Il Risorto, presente in mezzo a noi, è colui che ripete al nostro cuore: «Guarisci!». È questo il messaggio delle letture odierne. La lebbra era una malattia che rendeva l’uomo impuro, perché corrotto nella sua integrità; per la legge mosaica, un lebbroso doveva essere allontanato dalla società a motivo del contagio (I Lettura). Gesù non ha timore di avvicinarsi al lebbroso: lo tocca senza paura e partecipa alla sua condizione sapendo di poterla superare. L’intento di Gesù (Vangelo) non è quello di restituire salute o di eliminare il male nelle sue conseguenze esteriori, ma piuttosto è quello di portare la vittoria alla radice del male, che conduce alla morte vera e totale, alla perdizione e alla disperazione.
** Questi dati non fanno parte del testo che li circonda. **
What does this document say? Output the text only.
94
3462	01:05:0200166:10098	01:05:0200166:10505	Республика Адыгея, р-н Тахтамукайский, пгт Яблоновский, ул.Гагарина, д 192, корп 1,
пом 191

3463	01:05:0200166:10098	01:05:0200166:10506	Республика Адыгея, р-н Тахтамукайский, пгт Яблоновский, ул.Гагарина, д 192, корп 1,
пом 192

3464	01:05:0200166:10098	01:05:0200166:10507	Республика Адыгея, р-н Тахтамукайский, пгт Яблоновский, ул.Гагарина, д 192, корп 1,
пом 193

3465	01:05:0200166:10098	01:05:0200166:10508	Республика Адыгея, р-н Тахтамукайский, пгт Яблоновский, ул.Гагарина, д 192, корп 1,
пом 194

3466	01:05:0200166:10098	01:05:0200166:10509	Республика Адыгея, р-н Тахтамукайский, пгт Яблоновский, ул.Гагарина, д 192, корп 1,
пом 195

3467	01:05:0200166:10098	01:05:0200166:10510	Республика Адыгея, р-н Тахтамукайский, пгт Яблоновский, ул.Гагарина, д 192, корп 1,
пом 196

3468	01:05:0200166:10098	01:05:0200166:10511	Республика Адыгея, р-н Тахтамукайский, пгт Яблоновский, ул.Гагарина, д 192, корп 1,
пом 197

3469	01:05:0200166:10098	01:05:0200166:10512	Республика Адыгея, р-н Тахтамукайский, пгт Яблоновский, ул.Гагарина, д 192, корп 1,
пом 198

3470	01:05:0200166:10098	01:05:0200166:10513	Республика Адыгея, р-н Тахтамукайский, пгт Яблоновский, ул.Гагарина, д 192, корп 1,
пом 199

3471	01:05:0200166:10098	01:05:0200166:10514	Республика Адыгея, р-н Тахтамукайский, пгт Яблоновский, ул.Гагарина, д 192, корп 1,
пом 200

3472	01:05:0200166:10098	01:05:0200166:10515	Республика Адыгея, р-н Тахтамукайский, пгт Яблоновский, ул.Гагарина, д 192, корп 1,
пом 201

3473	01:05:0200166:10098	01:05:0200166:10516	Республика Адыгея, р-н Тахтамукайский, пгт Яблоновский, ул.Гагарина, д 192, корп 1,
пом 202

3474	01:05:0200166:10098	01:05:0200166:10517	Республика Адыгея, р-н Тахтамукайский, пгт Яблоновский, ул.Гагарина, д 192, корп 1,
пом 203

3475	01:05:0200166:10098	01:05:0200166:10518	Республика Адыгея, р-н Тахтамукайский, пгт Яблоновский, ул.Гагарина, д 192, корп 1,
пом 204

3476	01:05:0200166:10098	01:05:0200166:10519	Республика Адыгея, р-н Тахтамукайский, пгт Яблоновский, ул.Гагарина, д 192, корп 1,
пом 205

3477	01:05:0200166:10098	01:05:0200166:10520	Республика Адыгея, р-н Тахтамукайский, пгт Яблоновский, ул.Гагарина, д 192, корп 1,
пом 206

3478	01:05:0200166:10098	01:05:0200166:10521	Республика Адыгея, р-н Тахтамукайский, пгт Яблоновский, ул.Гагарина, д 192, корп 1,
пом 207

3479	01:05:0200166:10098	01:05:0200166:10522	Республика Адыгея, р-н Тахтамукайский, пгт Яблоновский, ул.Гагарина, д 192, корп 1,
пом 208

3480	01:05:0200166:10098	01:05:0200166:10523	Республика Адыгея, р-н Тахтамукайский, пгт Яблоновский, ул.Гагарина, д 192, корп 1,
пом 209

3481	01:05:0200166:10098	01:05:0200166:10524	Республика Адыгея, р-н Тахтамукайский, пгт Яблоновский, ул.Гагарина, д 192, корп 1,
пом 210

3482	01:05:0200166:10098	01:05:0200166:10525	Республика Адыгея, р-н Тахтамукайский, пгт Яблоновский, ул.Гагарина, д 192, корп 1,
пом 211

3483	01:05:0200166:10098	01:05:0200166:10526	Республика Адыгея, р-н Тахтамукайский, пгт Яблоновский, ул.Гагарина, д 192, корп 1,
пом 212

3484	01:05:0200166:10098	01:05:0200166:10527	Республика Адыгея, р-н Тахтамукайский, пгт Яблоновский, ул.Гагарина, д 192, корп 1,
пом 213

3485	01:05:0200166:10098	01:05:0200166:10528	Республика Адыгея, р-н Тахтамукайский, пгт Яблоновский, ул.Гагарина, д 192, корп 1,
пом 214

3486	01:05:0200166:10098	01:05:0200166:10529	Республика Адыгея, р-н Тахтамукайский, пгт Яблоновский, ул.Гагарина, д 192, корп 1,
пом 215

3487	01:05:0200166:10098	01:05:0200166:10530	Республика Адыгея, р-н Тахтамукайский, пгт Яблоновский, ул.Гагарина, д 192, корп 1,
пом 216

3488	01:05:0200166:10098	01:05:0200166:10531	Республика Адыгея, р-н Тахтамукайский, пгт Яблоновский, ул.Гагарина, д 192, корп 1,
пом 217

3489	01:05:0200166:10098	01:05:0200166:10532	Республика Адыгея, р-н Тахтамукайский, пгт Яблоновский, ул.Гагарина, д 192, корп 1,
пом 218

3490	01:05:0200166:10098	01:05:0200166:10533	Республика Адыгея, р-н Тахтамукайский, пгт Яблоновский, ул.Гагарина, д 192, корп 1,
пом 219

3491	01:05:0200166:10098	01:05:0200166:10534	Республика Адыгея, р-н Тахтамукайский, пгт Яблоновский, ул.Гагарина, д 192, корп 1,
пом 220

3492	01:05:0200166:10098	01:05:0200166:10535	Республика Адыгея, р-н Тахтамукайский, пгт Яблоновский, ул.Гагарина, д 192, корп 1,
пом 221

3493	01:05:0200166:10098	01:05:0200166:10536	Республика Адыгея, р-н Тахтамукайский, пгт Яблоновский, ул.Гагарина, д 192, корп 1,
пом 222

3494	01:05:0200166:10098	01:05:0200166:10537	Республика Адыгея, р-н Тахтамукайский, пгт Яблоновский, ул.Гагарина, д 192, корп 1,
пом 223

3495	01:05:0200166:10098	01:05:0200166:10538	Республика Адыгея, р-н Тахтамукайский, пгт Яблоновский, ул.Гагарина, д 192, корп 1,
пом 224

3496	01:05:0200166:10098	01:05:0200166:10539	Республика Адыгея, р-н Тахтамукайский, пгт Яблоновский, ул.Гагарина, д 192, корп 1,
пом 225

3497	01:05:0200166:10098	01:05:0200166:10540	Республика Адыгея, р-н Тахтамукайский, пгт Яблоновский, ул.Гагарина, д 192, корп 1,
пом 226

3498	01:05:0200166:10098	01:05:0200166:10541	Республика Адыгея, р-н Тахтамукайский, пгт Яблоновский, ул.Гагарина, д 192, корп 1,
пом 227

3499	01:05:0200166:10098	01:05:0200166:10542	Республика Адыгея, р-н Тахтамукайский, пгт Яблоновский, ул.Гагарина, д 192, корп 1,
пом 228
Al guarito Cristo impone il silenzio, forse per timore di ritorsioni delle autorità, o, meglio ancora, per non diffondere le attese di un nuovo guaritore. Il Signore ci chiede di guardare più in là e di sentire anche per noi, oggi, la parola della salvezza che ci libera dalla nostra lebbra interiore. Infatti, l’unico vero evento di salvezza non riguarda la semplice guarigione dalla malattia, ma la risurrezione che libererà ciascuno di noi dall’angoscia della morte.